Sunweb, Tiesj Benoot pronto per la Strade Bianche: “Il Covid-19? Se si ha paura di correre, meglio stare a casa”

È stato uno dei corridori più brillanti del 2020, finché si è corso. Tiesj Benoot ha disputato una splendida Parigi-Nizza 2020 e già pregustava le Classiche di primavera quando è arrivata la pandemia da Covid-19. I quasi cinque mesi di blocco agonistico non sembrano aver placato le ambizioni e la carica del belga, che sarà fra i corridori più attesi della Strade Bianche 2020, in programma sabato 1 agosto. La nuova stella della Sunweb ha una particolare intesa con la corsa toscana, da lui vinta nel 2018: nelle ultime quattro edizioni Benoot è sempre entrato nei primi 10 di giornata.

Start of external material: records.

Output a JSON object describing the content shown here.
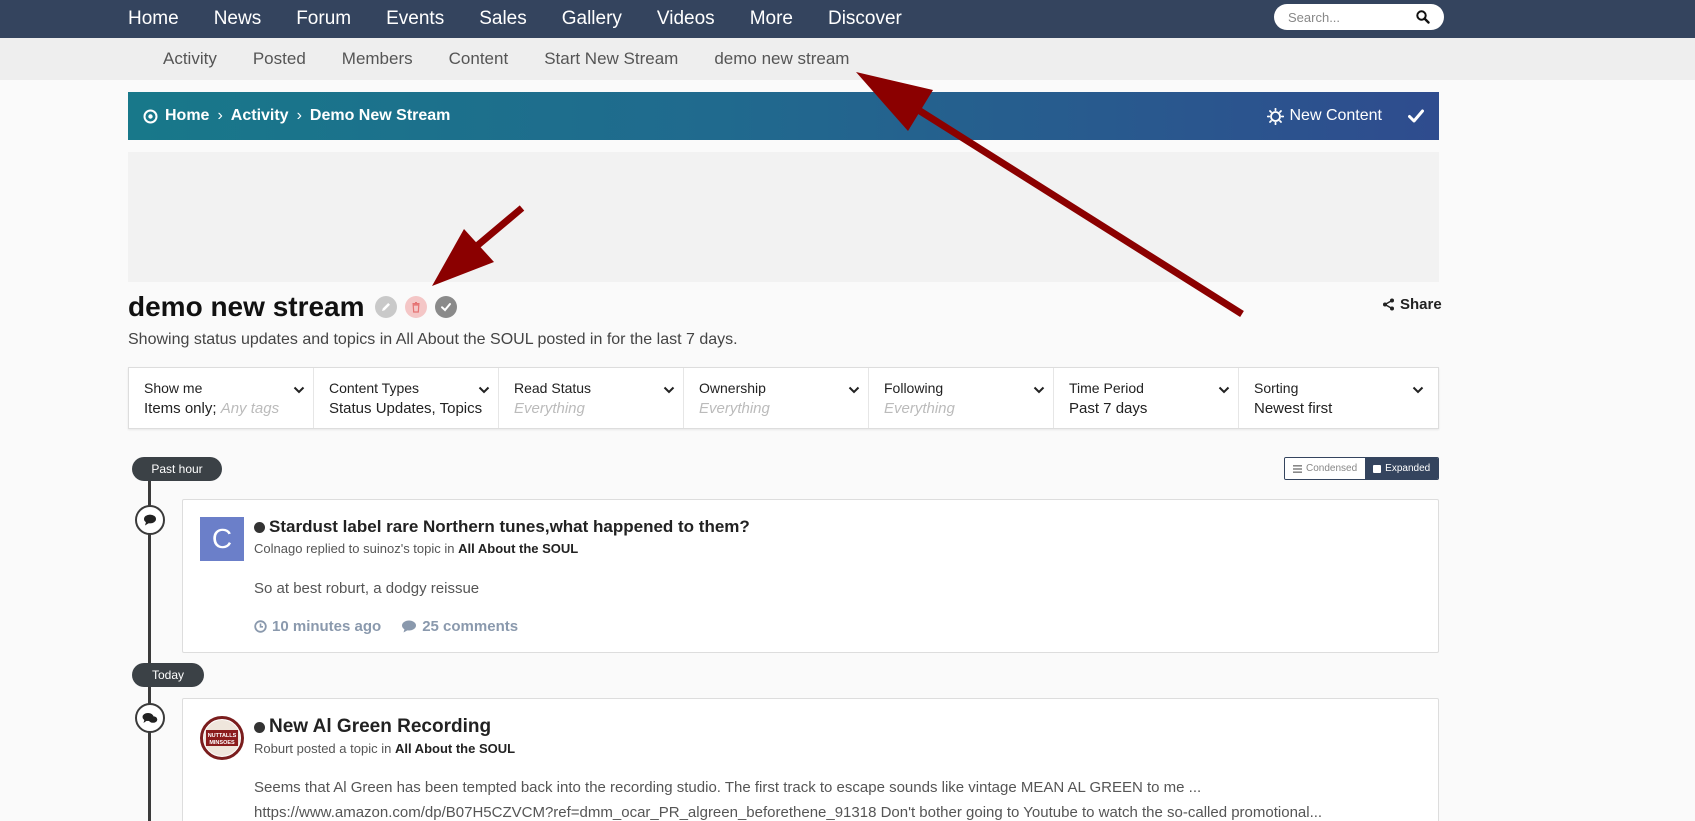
{
  "topnav": {
    "items": [
      "Home",
      "News",
      "Forum",
      "Events",
      "Sales",
      "Gallery",
      "Videos",
      "More",
      "Discover"
    ],
    "search_placeholder": "Search..."
  },
  "subnav": {
    "items": [
      "Activity",
      "Posted",
      "Members",
      "Content",
      "Start New Stream",
      "demo new stream"
    ]
  },
  "breadcrumb": {
    "items": [
      "Home",
      "Activity",
      "Demo New Stream"
    ],
    "new_content": "New Content"
  },
  "page": {
    "title": "demo new stream",
    "share": "Share",
    "subtitle": "Showing status updates and topics in All About the SOUL posted in for the last 7 days."
  },
  "filters": [
    {
      "label": "Show me",
      "value": "Items only;",
      "value_extra": "Any tags"
    },
    {
      "label": "Content Types",
      "value": "Status Updates, Topics"
    },
    {
      "label": "Read Status",
      "value": "Everything",
      "muted": true
    },
    {
      "label": "Ownership",
      "value": "Everything",
      "muted": true
    },
    {
      "label": "Following",
      "value": "Everything",
      "muted": true
    },
    {
      "label": "Time Period",
      "value": "Past 7 days"
    },
    {
      "label": "Sorting",
      "value": "Newest first"
    }
  ],
  "timeline": {
    "pills": [
      "Past hour",
      "Today"
    ],
    "view_condensed": "Condensed",
    "view_expanded": "Expanded"
  },
  "posts": [
    {
      "avatar_letter": "C",
      "avatar_color": "#6b7fc9",
      "title": "Stardust label rare Northern tunes,what happened to them?",
      "meta_prefix": "Colnago replied to suinoz's topic in",
      "meta_forum": "All About the SOUL",
      "body": "So at best roburt, a dodgy reissue",
      "time": "10 minutes ago",
      "comments": "25 comments"
    },
    {
      "avatar_text_top": "NUTTALLS",
      "avatar_text_bottom": "MINSOES",
      "title": "New Al Green Recording",
      "meta_prefix": "Roburt posted a topic in",
      "meta_forum": "All About the SOUL",
      "body_line1": "Seems that Al Green has been tempted back into the recording studio. The first track to escape sounds like vintage MEAN AL GREEN to me ...",
      "body_line2": "https://www.amazon.com/dp/B07H5CZVCM?ref=dmm_ocar_PR_algreen_beforethene_91318 Don't bother going to Youtube to watch the so-called promotional..."
    }
  ],
  "colors": {
    "topnav_bg": "#34445e",
    "crumb_gradient_start": "#18788a",
    "crumb_gradient_end": "#2f4c8e",
    "annotation_arrow": "#8b0000"
  }
}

“Questa però sara un’edizione completamente diversa – le parole di Benoot raccolte da Sporza – Le temperature saranno ben più alte rispetto al solito (nel 2018, quando il belga vinse a Siena, pioveva – ndr)”. Il corridore di Gent sta ultimando il ritiro con alcuni compagni di squadra in Austra: “La squadra ha preso un albergo da due mesi per soddisfare tutti i requisiti di sicurezza. Io sono nella ‘bolla’ con la squadra del Tour de France, che affronterà anche Strade Bianche, Milano-Sanremo e Giro del Delfinato”.

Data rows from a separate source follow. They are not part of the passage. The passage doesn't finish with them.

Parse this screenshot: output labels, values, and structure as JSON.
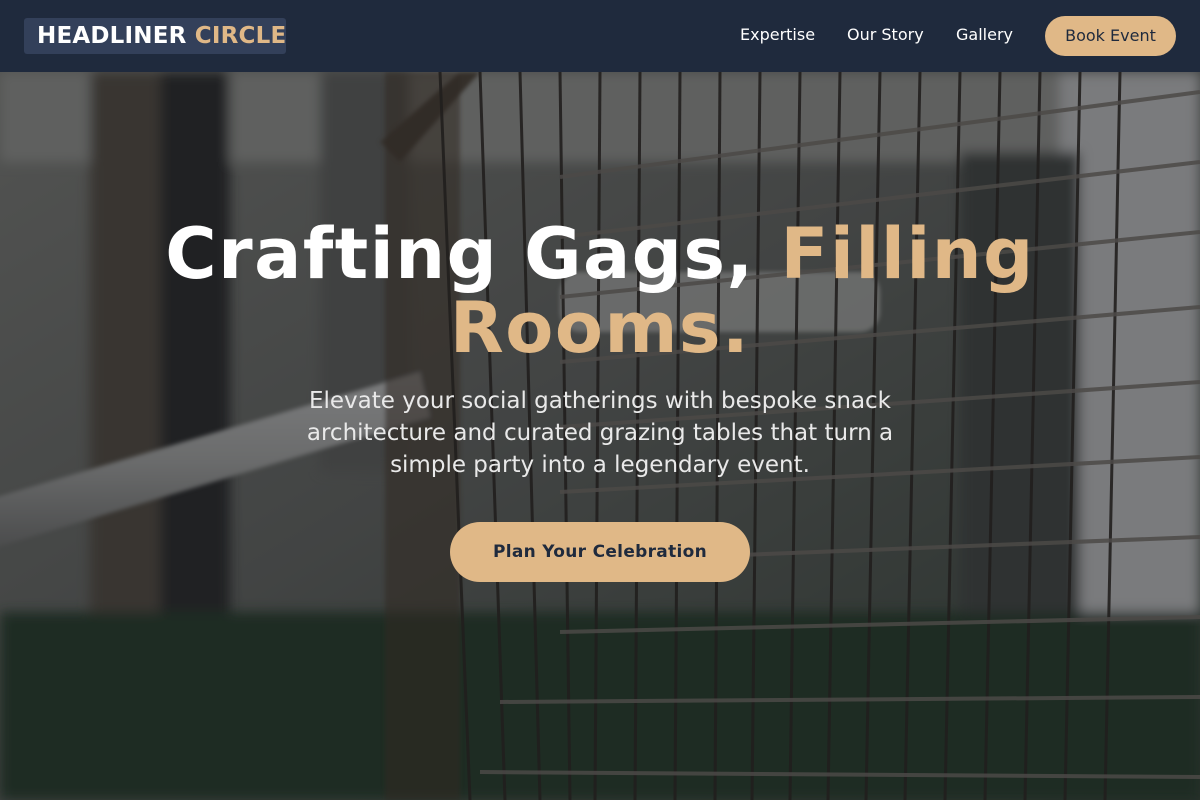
{
  "brand": {
    "name_part1": "HEADLINER",
    "name_part2": "CIRCLE"
  },
  "nav": {
    "links": [
      "Expertise",
      "Our Story",
      "Gallery"
    ],
    "cta_label": "Book Event"
  },
  "hero": {
    "title_part1": "Crafting Gags,",
    "title_part2": "Filling Rooms.",
    "subtitle": "Elevate your social gatherings with bespoke snack architecture and curated grazing tables that turn a simple party into a legendary event.",
    "cta_label": "Plan Your Celebration"
  },
  "colors": {
    "navy": "#1f2a3d",
    "accent": "#e0b887",
    "white": "#ffffff"
  }
}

Benoot racconta la nuova quotidianità: “Siamo seduti da soli al tavolo per mangiare e dormiamo in camere separate. Ogni bolla ha un manager e un custode. È quest’ultimo, ad esempio, a sanificare le biciclette dopo gli allenamenti; solo dopo la bici può essere toccata dal meccanico. I test? Ne ho fatto uno lunedì e ce ne sarà un altro mercoledì”. Sabato, poi, si corre: “Se temo di ammalarmi? No. Faccio quello che mi viene chiesto per ridurre al minimo i rischi. Se è permesso uscire, lo faccio.   Se hai paura di gareggiare in gruppo, allora è meglio se resti a casa“.

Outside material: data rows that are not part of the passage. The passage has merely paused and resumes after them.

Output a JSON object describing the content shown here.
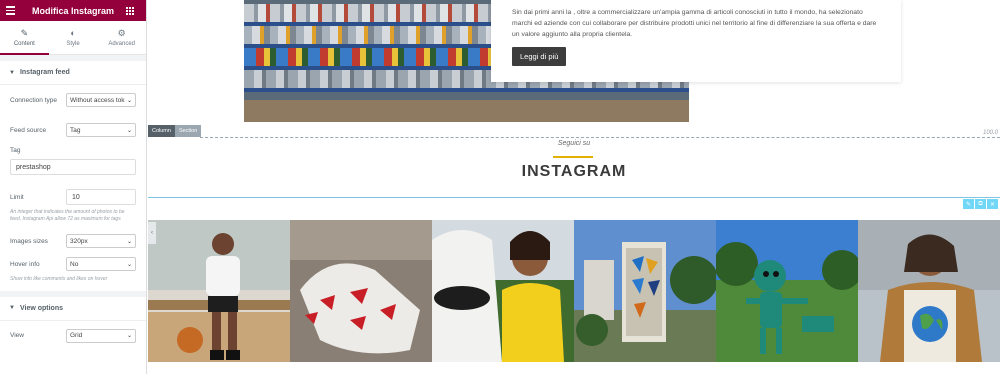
{
  "panel": {
    "title": "Modifica Instagram",
    "tabs": [
      {
        "label": "Content",
        "icon": "pencil-icon"
      },
      {
        "label": "Style",
        "icon": "half-circle-icon"
      },
      {
        "label": "Advanced",
        "icon": "gear-icon"
      }
    ],
    "section_feed": "Instagram feed",
    "connection_type": {
      "label": "Connection type",
      "value": "Without access tok"
    },
    "feed_source": {
      "label": "Feed source",
      "value": "Tag"
    },
    "tag": {
      "label": "Tag",
      "value": "prestashop"
    },
    "limit": {
      "label": "Limit",
      "value": "10",
      "help": "An integer that indicates the amount of photos to be feed. Instagram Api allow 72 as maximum for tags"
    },
    "images_sizes": {
      "label": "Images sizes",
      "value": "320px"
    },
    "hover_info": {
      "label": "Hover info",
      "value": "No",
      "help": "Show info like comments and likes on hover"
    },
    "section_view": "View options",
    "view": {
      "label": "View",
      "value": "Grid"
    }
  },
  "about": {
    "text": "Sin dai primi anni la                   , oltre a commercializzare un'ampia gamma di articoli conosciuti in tutto il mondo, ha selezionato marchi ed aziende con cui collaborare per distribuire prodotti unici nel territorio al fine di differenziare la sua offerta e dare un valore aggiunto alla propria clientela.",
    "button": "Leggi di più"
  },
  "editor": {
    "column_tag": "Column",
    "section_tag": "Section",
    "width_label": "100.0"
  },
  "instagram": {
    "kicker": "Seguici su",
    "title": "INSTAGRAM"
  },
  "colors": {
    "brand": "#93003c",
    "accent_gold": "#e0b100",
    "selection": "#71d7f7"
  },
  "icons": {
    "menu": "hamburger-icon",
    "apps": "grid-icon",
    "edit": "pencil-icon",
    "duplicate": "copy-icon",
    "remove": "close-icon"
  }
}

Il futuro della stagione secondo il belga: “Nell’ultima settimana la situazione in Europa sembra di nuovo essere peggiorata. Le cose possono cambiare rapidamente e non si possono prevedere. Da un momento all’altro potremmo anche fermarci di nuovo. Il mondo esterno potrebbe non essere d’accordo se noi continuassimo a correre in un altro momento d’emergenza. E i casi positivi nel gruppo non sono certo impossibili. Certo, fermarsi di nuovo sarebbe frustrante. Ma sto provando a non pensarci“.